4) Speed up GTK+. You already have quite a bit, so keep up the good work.
5) Allow setting all hotkeys in a human-readable way (no keycodes!).
I wonder if the Save as dialog box will get an overhaul? It'd be nice if it were more like the Open dialog. And it'd be great if it could remember its window size and settings. I expect I'll be disappointed, though.
[Posting as AC rather than 'jdickey' because logging into /. and then clicking on the article header showed me as "not logged in" - in five different browsers on two platforms, all with cookies fully enabled. Of course, /. lives on perl...]
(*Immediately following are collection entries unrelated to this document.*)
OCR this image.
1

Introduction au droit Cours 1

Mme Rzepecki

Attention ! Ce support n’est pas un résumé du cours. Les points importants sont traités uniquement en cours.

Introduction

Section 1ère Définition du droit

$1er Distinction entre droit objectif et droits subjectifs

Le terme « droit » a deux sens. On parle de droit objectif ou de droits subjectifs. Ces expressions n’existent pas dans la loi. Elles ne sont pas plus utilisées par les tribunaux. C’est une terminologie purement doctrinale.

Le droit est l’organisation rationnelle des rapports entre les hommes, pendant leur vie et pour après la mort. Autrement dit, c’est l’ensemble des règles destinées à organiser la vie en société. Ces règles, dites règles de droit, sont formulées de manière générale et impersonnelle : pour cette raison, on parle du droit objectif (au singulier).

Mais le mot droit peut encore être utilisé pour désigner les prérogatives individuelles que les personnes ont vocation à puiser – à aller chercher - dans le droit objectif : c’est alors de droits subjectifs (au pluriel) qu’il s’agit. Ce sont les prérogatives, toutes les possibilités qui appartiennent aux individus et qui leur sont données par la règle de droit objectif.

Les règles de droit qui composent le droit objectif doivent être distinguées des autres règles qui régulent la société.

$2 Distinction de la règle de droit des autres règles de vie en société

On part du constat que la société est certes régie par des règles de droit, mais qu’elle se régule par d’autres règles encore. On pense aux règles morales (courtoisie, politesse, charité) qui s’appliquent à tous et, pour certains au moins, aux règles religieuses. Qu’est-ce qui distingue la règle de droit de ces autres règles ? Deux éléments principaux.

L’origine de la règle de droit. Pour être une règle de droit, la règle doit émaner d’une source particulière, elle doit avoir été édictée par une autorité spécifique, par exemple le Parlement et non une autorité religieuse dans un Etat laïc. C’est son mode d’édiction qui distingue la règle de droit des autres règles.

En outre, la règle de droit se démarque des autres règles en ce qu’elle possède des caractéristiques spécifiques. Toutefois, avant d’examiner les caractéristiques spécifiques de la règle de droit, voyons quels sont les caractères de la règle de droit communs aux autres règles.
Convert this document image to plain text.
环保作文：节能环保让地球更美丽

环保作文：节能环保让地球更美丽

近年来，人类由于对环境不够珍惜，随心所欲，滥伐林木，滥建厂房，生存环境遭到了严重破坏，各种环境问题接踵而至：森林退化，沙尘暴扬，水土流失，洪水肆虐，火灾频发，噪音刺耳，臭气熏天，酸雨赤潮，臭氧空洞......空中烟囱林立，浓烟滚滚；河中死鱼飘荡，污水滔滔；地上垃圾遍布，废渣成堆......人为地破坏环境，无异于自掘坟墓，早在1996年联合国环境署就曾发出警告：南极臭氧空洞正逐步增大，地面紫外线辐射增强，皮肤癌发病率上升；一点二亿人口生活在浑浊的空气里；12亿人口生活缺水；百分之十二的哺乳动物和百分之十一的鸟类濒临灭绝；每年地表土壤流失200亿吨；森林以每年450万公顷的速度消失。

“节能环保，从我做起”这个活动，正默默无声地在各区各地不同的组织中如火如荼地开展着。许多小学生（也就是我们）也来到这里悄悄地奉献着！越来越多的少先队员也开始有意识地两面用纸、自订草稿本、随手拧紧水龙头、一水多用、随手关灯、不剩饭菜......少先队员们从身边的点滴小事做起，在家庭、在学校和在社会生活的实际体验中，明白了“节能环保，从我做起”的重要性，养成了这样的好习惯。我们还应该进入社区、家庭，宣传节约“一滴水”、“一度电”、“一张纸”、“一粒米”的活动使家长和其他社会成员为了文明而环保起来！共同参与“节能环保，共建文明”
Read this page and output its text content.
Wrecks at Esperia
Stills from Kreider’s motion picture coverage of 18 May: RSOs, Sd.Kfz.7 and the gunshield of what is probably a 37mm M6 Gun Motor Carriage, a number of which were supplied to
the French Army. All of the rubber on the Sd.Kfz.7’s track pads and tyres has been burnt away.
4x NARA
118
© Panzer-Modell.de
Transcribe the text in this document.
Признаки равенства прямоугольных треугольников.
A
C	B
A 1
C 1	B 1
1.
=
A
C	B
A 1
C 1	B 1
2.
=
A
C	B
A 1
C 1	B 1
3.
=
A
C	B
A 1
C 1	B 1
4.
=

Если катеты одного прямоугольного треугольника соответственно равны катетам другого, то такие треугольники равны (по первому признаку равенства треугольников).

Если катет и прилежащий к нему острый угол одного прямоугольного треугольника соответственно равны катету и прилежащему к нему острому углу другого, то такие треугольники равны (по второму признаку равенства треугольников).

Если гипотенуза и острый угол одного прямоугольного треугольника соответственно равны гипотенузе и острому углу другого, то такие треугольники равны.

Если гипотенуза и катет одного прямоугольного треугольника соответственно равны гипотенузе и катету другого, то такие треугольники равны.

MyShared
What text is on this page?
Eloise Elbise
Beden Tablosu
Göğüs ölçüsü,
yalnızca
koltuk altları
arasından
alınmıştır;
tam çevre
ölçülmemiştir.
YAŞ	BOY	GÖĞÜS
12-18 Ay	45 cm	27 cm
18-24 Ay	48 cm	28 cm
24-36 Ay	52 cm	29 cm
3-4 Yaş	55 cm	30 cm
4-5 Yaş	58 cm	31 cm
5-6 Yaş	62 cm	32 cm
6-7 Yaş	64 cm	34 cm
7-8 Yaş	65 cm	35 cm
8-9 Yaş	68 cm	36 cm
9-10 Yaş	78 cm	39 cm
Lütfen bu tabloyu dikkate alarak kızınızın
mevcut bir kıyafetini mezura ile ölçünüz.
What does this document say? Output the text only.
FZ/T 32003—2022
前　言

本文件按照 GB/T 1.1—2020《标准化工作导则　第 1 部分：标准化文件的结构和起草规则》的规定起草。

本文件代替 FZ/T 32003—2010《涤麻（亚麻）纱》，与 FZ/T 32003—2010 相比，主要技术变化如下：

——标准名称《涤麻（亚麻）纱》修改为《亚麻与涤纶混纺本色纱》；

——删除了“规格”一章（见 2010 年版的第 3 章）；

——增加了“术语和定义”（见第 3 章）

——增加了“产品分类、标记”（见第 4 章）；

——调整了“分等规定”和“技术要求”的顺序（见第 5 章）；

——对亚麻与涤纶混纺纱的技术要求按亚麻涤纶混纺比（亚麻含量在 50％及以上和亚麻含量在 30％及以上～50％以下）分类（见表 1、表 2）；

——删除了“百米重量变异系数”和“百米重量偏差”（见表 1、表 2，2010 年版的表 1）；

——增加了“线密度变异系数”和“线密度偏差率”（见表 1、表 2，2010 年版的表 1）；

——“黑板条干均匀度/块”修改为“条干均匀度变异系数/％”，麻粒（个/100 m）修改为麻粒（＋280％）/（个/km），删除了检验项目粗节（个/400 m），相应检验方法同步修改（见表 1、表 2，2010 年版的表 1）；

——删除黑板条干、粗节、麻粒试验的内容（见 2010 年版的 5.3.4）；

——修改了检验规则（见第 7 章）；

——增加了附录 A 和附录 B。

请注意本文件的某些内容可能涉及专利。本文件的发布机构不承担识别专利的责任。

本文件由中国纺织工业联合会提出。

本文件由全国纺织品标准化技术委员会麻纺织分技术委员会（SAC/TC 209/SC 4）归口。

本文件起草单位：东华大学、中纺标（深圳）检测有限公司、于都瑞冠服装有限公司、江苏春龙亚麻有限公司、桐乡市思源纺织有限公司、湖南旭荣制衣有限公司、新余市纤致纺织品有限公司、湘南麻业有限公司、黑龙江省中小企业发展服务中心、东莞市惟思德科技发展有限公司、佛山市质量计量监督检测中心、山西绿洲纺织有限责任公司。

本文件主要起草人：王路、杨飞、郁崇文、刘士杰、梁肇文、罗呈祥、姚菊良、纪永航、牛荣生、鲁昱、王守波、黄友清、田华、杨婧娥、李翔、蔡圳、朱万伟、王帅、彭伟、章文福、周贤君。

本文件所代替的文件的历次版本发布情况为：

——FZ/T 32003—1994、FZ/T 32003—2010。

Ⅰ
There's always a gconf key somewhere; gconf is only slightly more inscrutable than random noise or the FY 2009 Budget, and reading a mere few thousand lines of source code will inevitably lead you in the correct general direction (plus or minus 179 degrees). KDE 4 has its problems, yes, but it's a far more coherent and discoverable system. Any question that gets formed about 'How do I..' generally directly implies its answer, with at most one or two rephrasings for context. To me, Gnome v. KDE is a poster child for Free Software v. Open Source; one is an ideology, the other a proven way to get things done. I have no doubt that KDE 4 will be brilliantly usable by at latest the 4.2 release; if Gnome had gone off similarly half-baked with a dot-0 release, they'd take most of a decade to even identify all the failure modes; a truly Borgian 'recovery is futile' endeavour. Oh, wait; that was Gnome 1.x, wasn't it?
[/rant]
I've been spending roughly equal amounts of time lately in Mac OS X, BSD/KDE, Linux/Gnome and Windows XP; after having used and developed for the latter three for roughly their entire existence, I list those in order of usability and stability (and oh, I was a UI specialist for roughly the first decade of my career). I believe that there will in the not-too-distant future be a FLOSS software stack with the usability, stability and productivity of OS X today (we've already left Windows as a tiny speck in the rear-view mirror), but from what I've seen in the last five years, I'd bet the rent on that stack NOT having a Gnome desktop. GNU have done great things with regard to philosophy and various technology projects, but Gnome is to the GNU stack as IE is to Windows; a beacon of overweening, arrogant egotism that is now politically/culturally immortal even though it causes inordinate aggravation to usees.